Our religious Congregation honors Mary under this title which, at first glance, seems completely irrelevant to our current global reality. “Apostle” is a Greek word meaning “one who is sent.” Only we’re not going out much these days. More likely, we are the ones sending others: to deliver our mail, do our shopping, or drop off a pizza on our doorstep without touching anything.
How do we understand our identity as apostles in this unusual scenario? And where does Mary, Queen of Apostles, fit in?
We celebrate the feast of Mary, Queen of Apostles, on the Saturday before Pentecost. This is the moment when Mary joins the first apostles and disciples of the Lord in the upper room and prays for the outpouring of the Holy Spirit upon the Church. It is a day of new birth, mystery, and power: an exciting and essential chapter in our salvation and life in Christ. But a few days before this transformative event in the history of the world and of the Church, Saint Luke describes a somewhat different scene—and it is not entirely dissimilar to the isolation, impatience, and anxiety we face today.
Moments before Jesus ascends to His Father, He gives His disciples some peculiar instructions: “He charged them not to depart from Jerusalem, but to wait for the promise of the Father” (Acts 1:4). The Apostles had just witnessed the Resurrection of the Lord. They might have raced to the ends of the earth with the good news, but instead, Jesus tells them to go home and “wait.” Indefinitely.
The Apostles don’t seem to appreciate these instructions. In a move that most of us can probably sympathize with, they pressed Jesus for details. “Lord,” they ask, “will you at this time restore the Kingdom to Israel?” (Acts 1:5). In other words: Are you going to fulfill your promise now? If not now, when? What is your timetable, exactly? Jesus’ reply is blunt and frustrating: “It is not for you to know times or seasons which the Father has fixed by his own authority …" (Acts 1:7).
It is not for you to know.
These are hard words to swallow. In truth, we want to know all the details. The Apostles wanted to know when God would establish His Kingdom on earth. We want to know our loved ones will be safe, our jobs will be secure, our churches will re-open soon, and that life will eventually return to normal. We want dates and deadlines so we can plan our lives accordingly.
But this is not the disposition of an apostle, of “one who is sent.” And this is why we need to look at Mary.
Mary is the Queen of Apostles because she welcomes the word and will of God in all its mystery, without demanding anything from it.
Throughout the entire narrative of Christ’s passion, death, resurrection, and ascension into Heaven, we never hear her ask for details, explanations, or a schedule of events from the Lord. She simply and courageously listens and responds to the word of her Son, however that word expresses itself in the circumstances of the moment. “Let it be done to me, according to your word" (Luke 1:38) is her constant refrain, and on the day of Pentecost, as she “devoted [herself] to prayer” (Acts 1:14) for the coming of the Spirit upon the Church, she whispers these powerful words a second time—not only for herself, but for all the apostles, including us.
Let it be done to them, Lord, according to your Word.

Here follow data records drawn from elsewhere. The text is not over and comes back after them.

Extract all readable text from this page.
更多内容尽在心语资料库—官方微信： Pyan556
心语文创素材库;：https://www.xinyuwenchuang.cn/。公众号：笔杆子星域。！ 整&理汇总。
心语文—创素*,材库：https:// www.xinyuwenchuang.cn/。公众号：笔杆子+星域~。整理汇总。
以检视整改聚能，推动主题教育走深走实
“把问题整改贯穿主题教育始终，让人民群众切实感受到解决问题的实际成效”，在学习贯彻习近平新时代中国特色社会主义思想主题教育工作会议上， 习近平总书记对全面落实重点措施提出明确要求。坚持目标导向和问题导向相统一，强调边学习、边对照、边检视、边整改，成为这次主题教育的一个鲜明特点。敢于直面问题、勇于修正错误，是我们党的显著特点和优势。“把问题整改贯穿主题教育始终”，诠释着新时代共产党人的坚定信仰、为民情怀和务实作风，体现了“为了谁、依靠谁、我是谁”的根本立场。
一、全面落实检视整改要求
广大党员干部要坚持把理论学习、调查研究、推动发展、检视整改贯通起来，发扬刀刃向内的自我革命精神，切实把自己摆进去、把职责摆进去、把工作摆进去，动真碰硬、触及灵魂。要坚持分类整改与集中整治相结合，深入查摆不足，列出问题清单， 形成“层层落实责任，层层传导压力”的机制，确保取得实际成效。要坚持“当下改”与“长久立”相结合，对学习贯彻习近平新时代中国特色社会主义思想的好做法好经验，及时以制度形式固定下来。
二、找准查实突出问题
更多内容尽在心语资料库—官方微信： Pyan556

Form Christ in them, as you once formed Christ in me. Set them free from the need to question, control, and worry, and send them out into the world to proclaim Your goodness with their lives.
Can we receive this prayer?
In this time of waiting, we may be tempted to demand too much information, much like the first Apostles did. We may catch ourselves pouring over the latest news updates, anxious for every detail, number, and timeline that can make us feel more “in control” of the current situation and our uncertain future. But if we search too hard for the next opportunity to work, shop, travel, or return to “life as usual" on our own terms, then the Lord cannot send us. If we fix our gaze on the ends of the earth and do not stop to hear and obey the Holy Spirit in this present moment, we could miss the very people whom God most desires to reach with His Love: our spouse, our children, our siblings, our elderly parents, our next-door neighbor, or our community members.
Let us lean close to Mary, Queen of Apostles, and learn to be true apostles from her.
May she teach us to stop controlling and start listening. May she show us how to rest from making demands (including the unrealistic demands we place upon ourselves) and learn what it means to be sent by the Lord and to do His will. May she accompany us through the mystery of these days and train us to embrace what God permits, as she herself has done, with a generous and trusting heart. May she give us her own, unshakable confidence in “the love of God [which] has been poured out into our hearts through the Holy Spirit” so that we, like her, might communicate God’s goodness and salvation to a world in need (Romans 5:5).
Mary, Queen of Apostles, pray for us.